Hoy la ceremonia transcurre sin ningún tropiezo, después de tomar la Hostia me encamino hacia le entrada del templo, por lo regular ahí de pie, hago mi meditación y espero a que el sacerdote de su bendición. Casi para llegar vi que en la última banca, se encontraba un humilde niño de aproximadamente diez años, sosteniendo entre sus brazos a un hermoso cachorrito. Cuando nuestras miradas se cruzaron, pude leer en sus ojos la angustia que sentía por encontrarse en tan incómoda situación y creo que el miró en los míos un signo de interrogación. ¿Qué?
Estábamos dentro de la parroquia, un lugar de oración que debe ser sagrado para los cristianos católicos; estuve a punto de decirle que sacara a su animalito, pero su nerviosismo me contuvo. En ese momento la fila de comulgantes estaba por terminarse, divisé entre ellos a una monjita y pensé, lo va a regañar pero con la bondad que las caracteriza.
Me sorprendí cuando se adentró en la banca donde estaba el niño y le pidió el cachorro, al que acunó entre sus brazos mientras se hincaba a rezar sus oraciones. Mientras la miraba, recordé las muchas veces que mis hijos lloraron por no permitirles entrar a la iglesia con su juguete preferido, o cuando los obligué a dejar para después de misa la compra de un dulce o un helado. También me acordé cuando llevé conmigo a la “Mini”, una diminuta perrita que debió permanecer dormidita en el asiento del auto, hasta mi regreso.
Lo que más llamo mi atención fue su serenidad, ninguna expresión de preocupación por su extraña conducta. El sacerdote dio la bendición y los fieles salieron, no sin dejar de mirar azorados la escena. A la salida ella mostraba orgullosa su perrito, lo que aproveché para acercarme y preguntarle, ¿Madre, desde cuando permiten entrar con animalitos al templo?

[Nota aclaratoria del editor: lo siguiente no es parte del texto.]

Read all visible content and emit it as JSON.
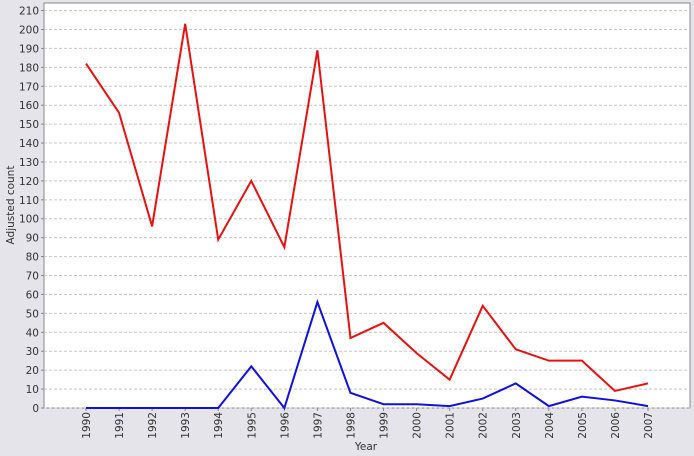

A lo que ella me contestó con dulzura, ¡aaay, es que es una criaturita! qué bueno que me lo dice le contesté, porque en casa yo también tengo dos criaturitas. Narro lo anterior porque no me parece justo que quienes están al servicio de Dios y conocen mejor las reglas, las infrinjan y con ello se conviertan en motivo de escándalo.